She has been a member of the ISUD from 1989 till now. She belonged to the group of the founders of the Society. 

 

The main fields of her research include: aesthetics, meta-aesthetics, social aesthetics, contemporary art. The main problems he was dealing with: the artistic culture of the Italian Renaissance, and Florentine Neoplatonism, creation as an aesthetic category, the social function of art, activity, and the responsibility of recipient-creator; art as a philosophy, the contemporary  transformations of the traditional aesthetic categories.

  Author of books on the Italian Renaissance, Marsilio Ficino i teoria  piękna [Marsilio Ficino and the Theory of Beauty]. 1970; Man and the World [The Antropological Trends in Poetics of the Italian Renaissance]. 1976; Sztuka jako Filozofia [Art as a Philosophy]. 1988, as well as books on modern aesthetic taste: Piękno mit i rzeczywistość [Beauty, Myth and Reality]. 1972, 1977; Wzory modne w życiu codziennym [Fashion and Its Blueprints in Everyday Life]. 1983, 1987; Piękny stan melancholii. Filozofia niedosytu i sztuka [The Beautiful State of Melancholia: Philosophy of ”the Lack” and Art]. 1999.

She also is the author of a stage play Kobro and a novel Carrissime.

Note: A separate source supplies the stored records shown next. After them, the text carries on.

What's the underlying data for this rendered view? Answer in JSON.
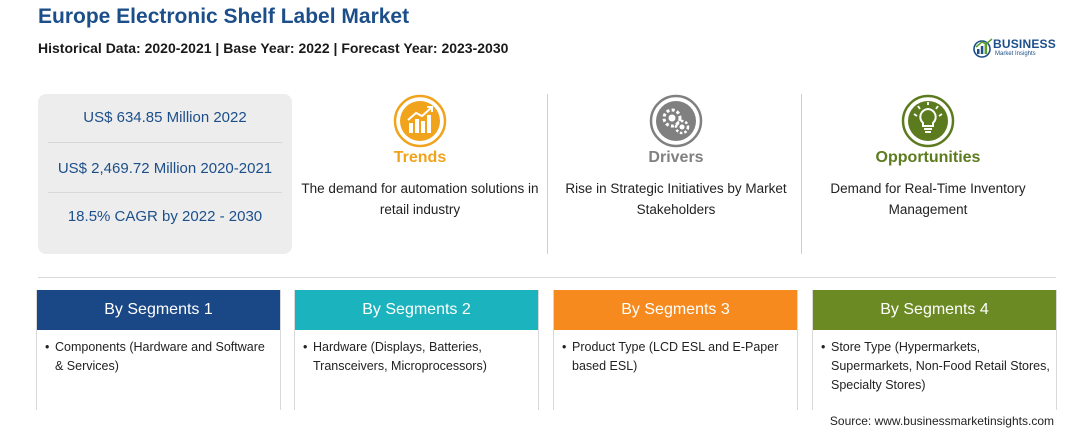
{
  "header": {
    "title": "Europe Electronic Shelf Label Market",
    "subtitle": "Historical Data: 2020-2021 | Base Year: 2022 | Forecast Year: 2023-2030"
  },
  "logo": {
    "word": "BUSINESS",
    "sub": "Market Insights",
    "color": "#1c4f8a"
  },
  "stats": [
    "US$ 634.85 Million 2022",
    "US$ 2,469.72 Million 2020-2021",
    "18.5% CAGR by 2022 - 2030"
  ],
  "columns": [
    {
      "heading": "Trends",
      "description": "The demand for automation solutions in retail industry",
      "color": "#f0a31b",
      "icon": "chart-trend-icon"
    },
    {
      "heading": "Drivers",
      "description": "Rise in Strategic Initiatives by Market Stakeholders",
      "color": "#808080",
      "icon": "gears-icon"
    },
    {
      "heading": "Opportunities",
      "description": "Demand for Real-Time Inventory Management",
      "color": "#5c7a1e",
      "icon": "lightbulb-icon"
    }
  ],
  "segments": [
    {
      "title": "By Segments 1",
      "bullet": "•",
      "item": "Components (Hardware and Software & Services)",
      "color": "#1a4785"
    },
    {
      "title": "By Segments 2",
      "bullet": "•",
      "item": "Hardware (Displays, Batteries, Transceivers, Microprocessors)",
      "color": "#1bb3bd"
    },
    {
      "title": "By Segments 3",
      "bullet": "•",
      "item": "Product Type (LCD ESL and E-Paper based ESL)",
      "color": "#f68a1e"
    },
    {
      "title": "By Segments 4",
      "bullet": "•",
      "item": "Store Type (Hypermarkets, Supermarkets, Non-Food Retail Stores, Specialty Stores)",
      "color": "#6b8a24"
    }
  ],
  "footer": {
    "source": "Source: www.businessmarketinsights.com"
  }
}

Janusz Kuczyński 1930–2017

Professor Kuczyński worked his entire academic career at the University of Warsaw, Poland. He obtained his PhD in 1962, with supervisor Leszek Kolakowski, habilitation in 1969, and professorship in 1975.  

 

In 1973 he founded the quarterly Dialectics and Humanism, in English, which became an international forum for dialogue and pluralism, publishing articles of scholars and philosophers of all orientations. In 1991 this journal was renamed Dialogue and Humanism and then in 1994, Dialogue and Universalism. He was its editor-in-chief for 41 years, until 2014.  From 1969 to 1979 he was editor-in-chief of another journal: Studia Filozoficzne [Philosophical Studies]. During the time of the Polish People’s Republic, this journal, published in Polish, was the leading philosophical journal in Poland. 

 

In 1989 he became the founding President of the International Society for Universalism (ISU), later called the International Society for Universal Dialogue. He co-organized symposia of the Society in Berlin, St. Catharines in Ontario, Canada, London, Montreal and Warsaw. He was an active member of ISUD and its honorary President up to his death. 

 

He lectured at Columbia University, UCLA, Georgetown University, CUNY, and other schools in the United States, at Toronto, McMaster, Brock in Canada, in Germany, India, Japan, Russia, Georgia, Armenia, Yugoslavia, UK, Argentina.

 

He authored 17 books and hundreds of papers, published in many languages in Europe, America and Asia. The most significant works are entitled Philosophy of Life, Home, Creator, Creativity as a Practical Philosophy (published by UNESCO in English and Spanish), The Meaning of Life, Christian-Marxist Dialogue in Poland (in English), Universalism as a Metaphilosophy, Dialogue and Universalism as a New Way of Thinking (in English). He established the International Library of Universalism. 

 

In the years 1954–1957 he was a member of the editorial staff of the famous anti-Stalinist Polish weekly Po Prostu. In 1986 he founded the Polish Society of Friends of Heart and Life and was elected its first chairman. All his life it was important to him that as a teenager he was a courier, one of the youngest soldiers in the Polish Armia Krajowa (the Home Army), the largest anti-Nazi underground movement in the Second World War.